How do products come to have essence? Research shows that the essence of your product is, well, you: your personality and values, your intentions for the product, the original design, and even the original manufacturing location and process you established for the product. All of these decisions — made by a real, thinking, feeling human being — form the foundation for beliefs about that product’s essence, and therefore its authenticity.
Consumers want products that reflect your sensibilities, and they define products by who you, the founder, are, and by what you originally intended those products to be. For example, studies have shown that consumers believe owning a product designed by Britney Spears will make the user more similar to Britney Spears, because the product contains her essence. Some research has even shown that lower serial numbers (e.g., 2/1000) are preferred to higher ones (e.g., 992/1000), because consumers believe lower serial numbers are closer to the founder and therefore have more of the founder’s essence.

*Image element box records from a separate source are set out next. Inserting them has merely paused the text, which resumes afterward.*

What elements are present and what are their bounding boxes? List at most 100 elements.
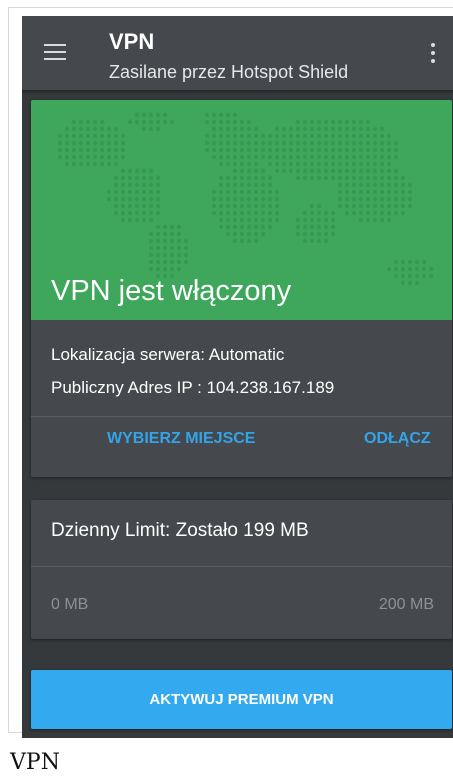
map-dot: [302, 168, 308, 174]
map-dot: [253, 231, 259, 237]
map-dot: [358, 119, 364, 125]
map-dot: [358, 133, 364, 139]
activate-premium-button[interactable]: AKTYWUJ PREMIUM VPN: [31, 670, 452, 729]
map-dot: [393, 182, 399, 188]
map-dot: [239, 182, 245, 188]
map-dot: [232, 119, 238, 125]
map-dot: [148, 126, 154, 132]
map-dot: [344, 147, 350, 153]
map-dot: [92, 147, 98, 153]
map-dot: [141, 217, 147, 223]
map-dot: [267, 175, 273, 181]
map-dot: [155, 231, 161, 237]
map-dot: [274, 154, 280, 160]
app-screen: VPN Zasilane przez Hotspot Shield VPN je…: [22, 16, 453, 738]
map-dot: [309, 126, 315, 132]
map-dot: [106, 140, 112, 146]
map-dot: [330, 126, 336, 132]
map-dot: [386, 161, 392, 167]
map-dot: [148, 245, 154, 251]
map-dot: [211, 133, 217, 139]
map-dot: [274, 126, 280, 132]
map-dot: [344, 203, 350, 209]
map-dot: [274, 161, 280, 167]
map-dot: [64, 126, 70, 132]
map-dot: [260, 154, 266, 160]
map-dot: [267, 196, 273, 202]
map-dot: [113, 161, 119, 167]
map-dot: [113, 189, 119, 195]
map-dot: [393, 266, 399, 272]
map-dot: [106, 189, 112, 195]
map-dot: [120, 175, 126, 181]
map-dot: [106, 147, 112, 153]
map-dot: [344, 168, 350, 174]
map-dot: [400, 273, 406, 279]
map-dot: [246, 161, 252, 167]
map-dot: [99, 154, 105, 160]
map-dot: [78, 161, 84, 167]
map-dot: [323, 154, 329, 160]
map-dot: [372, 140, 378, 146]
map-dot: [99, 126, 105, 132]
map-dot: [113, 210, 119, 216]
map-dot: [239, 189, 245, 195]
map-dot: [372, 175, 378, 181]
map-dot: [113, 196, 119, 202]
map-dot: [372, 161, 378, 167]
map-dot: [372, 168, 378, 174]
map-dot: [358, 175, 364, 181]
map-dot: [169, 266, 175, 272]
map-dot: [351, 140, 357, 146]
map-dot: [400, 175, 406, 181]
map-dot: [379, 203, 385, 209]
map-dot: [134, 175, 140, 181]
map-dot: [183, 245, 189, 251]
map-dot: [148, 252, 154, 258]
map-dot: [232, 203, 238, 209]
more-vertical-icon[interactable]: [428, 42, 438, 66]
daily-limit-card: Dzienny Limit: Zostało 199 MB 0 MB 200 M…: [31, 500, 452, 639]
map-dot: [148, 189, 154, 195]
map-dot: [92, 119, 98, 125]
map-dot: [225, 231, 231, 237]
map-dot: [169, 252, 175, 258]
hamburger-menu-icon[interactable]: [44, 44, 66, 62]
map-dot: [127, 217, 133, 223]
choose-location-button[interactable]: WYBIERZ MIEJSCE: [107, 430, 255, 448]
map-dot: [225, 154, 231, 160]
map-dot: [344, 133, 350, 139]
map-dot: [218, 182, 224, 188]
map-dot: [211, 154, 217, 160]
map-dot: [386, 182, 392, 188]
map-dot: [407, 196, 413, 202]
map-dot: [78, 147, 84, 153]
map-dot: [393, 273, 399, 279]
map-dot: [267, 210, 273, 216]
map-dot: [379, 182, 385, 188]
map-dot: [337, 154, 343, 160]
map-dot: [351, 210, 357, 216]
map-dot: [176, 266, 182, 272]
map-dot: [239, 217, 245, 223]
map-dot: [246, 175, 252, 181]
map-dot: [358, 161, 364, 167]
map-dot: [113, 126, 119, 132]
map-dot: [148, 182, 154, 188]
map-dot: [155, 224, 161, 230]
map-dot: [225, 133, 231, 139]
map-dot: [330, 140, 336, 146]
map-dot: [351, 154, 357, 160]
map-dot: [337, 147, 343, 153]
map-dot: [113, 203, 119, 209]
map-dot: [78, 133, 84, 139]
map-dot: [386, 154, 392, 160]
map-dot: [232, 161, 238, 167]
map-dot: [260, 224, 266, 230]
disconnect-button[interactable]: ODŁĄCZ: [364, 430, 431, 448]
map-dot: [120, 168, 126, 174]
map-dot: [337, 168, 343, 174]
map-dot: [379, 147, 385, 153]
map-dot: [358, 196, 364, 202]
map-dot: [351, 161, 357, 167]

Further, research shows that consumers will categorize a product based on the founder’s intended use for the product — even if the product is often used for a different purpose. For example, people consider a product originally designed to detect underground gases to be a gas detector, even if the product is more often — and better — used as a kitchen thermometer.
So how can we leverage the “you” in your product story to build your brand’s authenticity? It does not matter if you’re widely recognizable like Blake Mycoskie, or if you’re just known to the clients you serve. Anything that emphasizes a connection between the product as it is offered today and you — or at least, your original conception of the product — will help amplify perceptions of essence, and therefore make your product more authentic.
For instance, you could emphasize that the product was made in an original manufacturing location. Studies have shown that products manufactured at an original location are perceived to have more of the creator’s essence, and are more valued, than products made at newer locations.
You could also emphasize that the product is made according to your original design. Past studies found that consumers see more of a founder’s essence in products that the founder designed. Likewise, you could emphasize that the product was made using your original manufacturing process: My research has shown that the original process, regardless of manufacturing location or design, increases perceptions of essence and authenticity.
Consider Ghirardelli chocolates. The ideal way to ensure consumers see Ghirardelli chocolates as authentic would be if Domenico Ghirardelli himself made the product with his own hands. However, he died in 1894, so chocolate aficionados must look elsewhere to measure the authenticity of their experience.
We asked consumers to judge which was more authentic: Ghirardelli chocolate made using Domenico’s original process at a new manufacturing location, or made using a new process but at the original manufacturing location. Consumers preferred process — they thought that a chocolate bar made using Ghirardelli’s original process was more authentic than a bar made using a new process. We concluded that a founder’s original process is a codification of the founder’s essence, connecting the product to the founder even long after the founder is gone.
In short, when developing your product’s story, don’t forget to add a good dose of you. Make sure people understand the moments in your life that led to your company concept, and what your original intentions were for the products you set out to create. That will form the basis for how people conceptualize the authenticity of your product. You are what makes your product unique.